Netflix bekam angeblich Bestätigung für entsprechende Gerüchte

Der amerikanische DVD-Vermieter Netflix hat auf seiner Quartalspressekonferenz bekannt gegeben, seine Preise aufgrund des verschärften Wettbewerbs mit Blockbuster und Wal Mart senken zu wollen. Angeblich soll auch ein neuer Konkurrent die Bühne betreten: Der Online-Händler Amazon.
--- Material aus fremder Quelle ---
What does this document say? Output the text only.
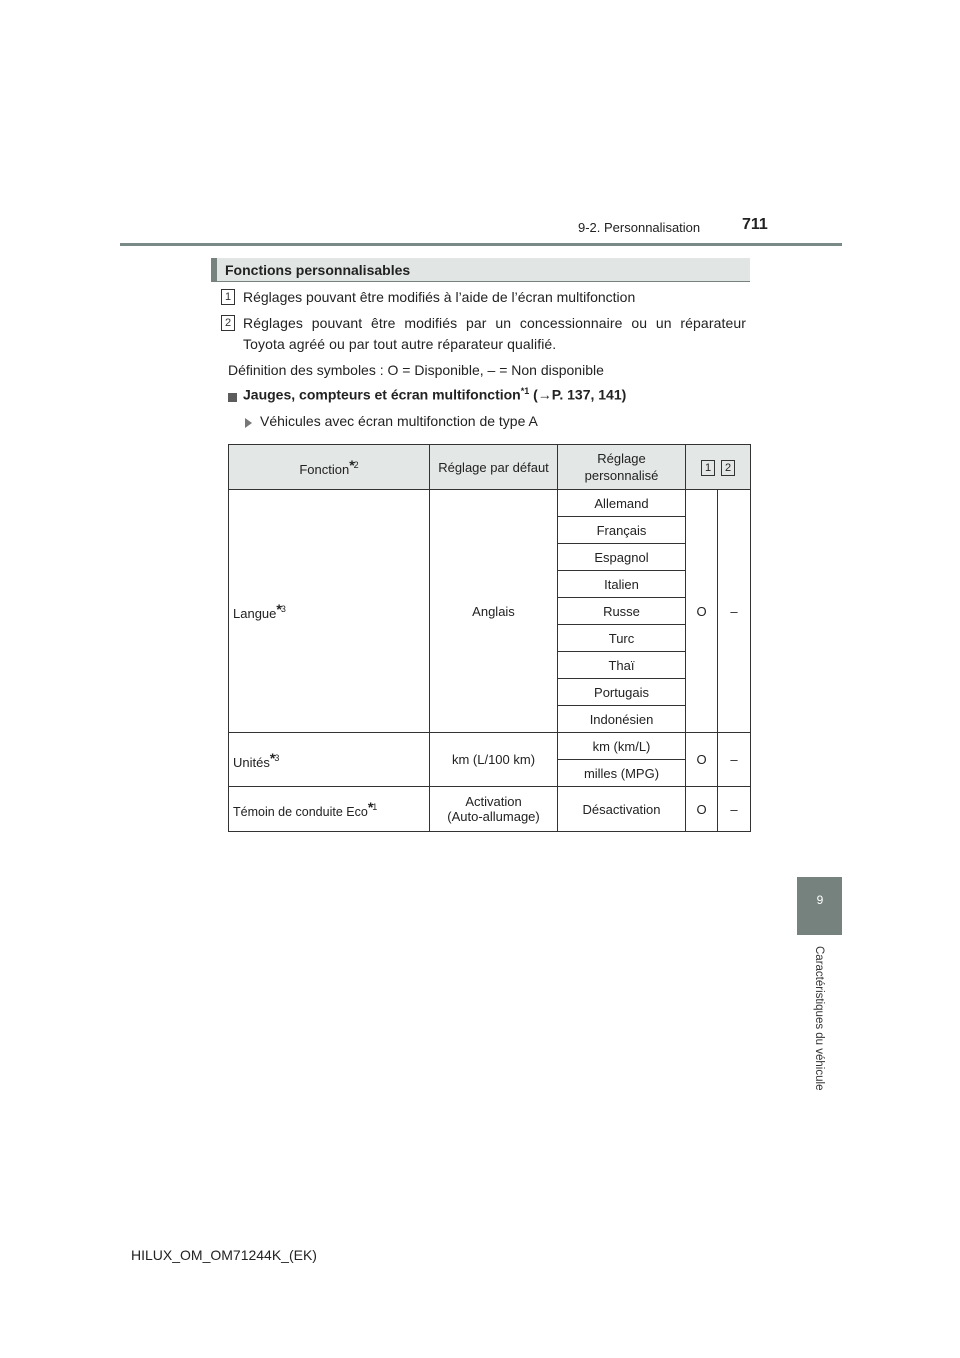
9-2. Personnalisation	711
9
Caractéristiques du véhicule
Fonctions personnalisables
1 Réglages pouvant être modifiés à l’aide de l’écran multifonction
2 Réglages pouvant être modifiés par un concessionnaire ou un réparateur Toyota agréé ou par tout autre réparateur qualifié.
Définition des symboles : O = Disponible, – = Non disponible
Jauges, compteurs et écran multifonction$^{*1}$ (→P. 137, 141)
Véhicules avec écran multifonction de type A
Fonction$^{*2}$	Réglage par défaut	Réglage personnalisé	1 2	
Langue$^{*3}$	Anglais	Allemand	O	–
		Français		
		Espagnol		
		Italien		
		Russe		
		Turc		
		Thaï		
		Portugais		
		Indonésien		
Unités$^{*3}$	km (L/100 km)	km (km/L)	O	–
		milles (MPG)		
Témoin de conduite Eco$^{*1}$	Activation (Auto-allumage)	Désactivation	O	–
HILUX_OM_OM71244K_(EK)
„Wir haben erstmals vor zwei Wochen Gerüchte gehört und bekamen eine Bestätigung“, so Netflix-CEO Reed Hastings. Obwohl Amazon noch nicht mit einem entsprechenden Angebot auf dem Markt ist, hat alleine die Aussicht darauf für einen Absturz der Netflix-Aktie gesorgt. Diese ist im nachbörslichen Handel von 17,43 Dollar auf 10,99 Dollar gefallen.
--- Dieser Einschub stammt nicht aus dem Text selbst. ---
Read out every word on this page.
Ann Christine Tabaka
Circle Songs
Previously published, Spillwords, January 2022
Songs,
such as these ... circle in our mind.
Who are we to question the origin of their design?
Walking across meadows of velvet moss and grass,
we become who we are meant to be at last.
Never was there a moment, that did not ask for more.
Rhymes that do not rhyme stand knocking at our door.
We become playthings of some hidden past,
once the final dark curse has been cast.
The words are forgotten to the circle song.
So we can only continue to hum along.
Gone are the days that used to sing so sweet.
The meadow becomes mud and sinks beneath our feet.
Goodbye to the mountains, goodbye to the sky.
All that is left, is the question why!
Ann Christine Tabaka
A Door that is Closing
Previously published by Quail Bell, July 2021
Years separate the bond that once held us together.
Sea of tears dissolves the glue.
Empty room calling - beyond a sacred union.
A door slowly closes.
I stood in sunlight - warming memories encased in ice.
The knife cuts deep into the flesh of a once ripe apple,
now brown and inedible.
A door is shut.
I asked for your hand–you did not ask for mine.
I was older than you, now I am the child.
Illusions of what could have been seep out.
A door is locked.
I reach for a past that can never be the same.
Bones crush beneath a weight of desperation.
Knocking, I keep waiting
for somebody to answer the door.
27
Ein Amazon-Sprecher konnte sich derweil nicht dazu durchringen, den Markteintritt seines Unternehmens offiziell zu bestätigen, präsentierte stattdessen aber einen Grund, warum der Online-Händler hier mitmischen sollte: „Unsere Kunden haben uns ermutigt, DVDs günstig zu vermieten, aber wir haben im Moment nichts anzukündigen.“ Netflix will sein Angebot im nächsten Jahr diversifizieren und plant in Zusammenarbeit mit Tivo den Start eines Video-Downloaddienstes.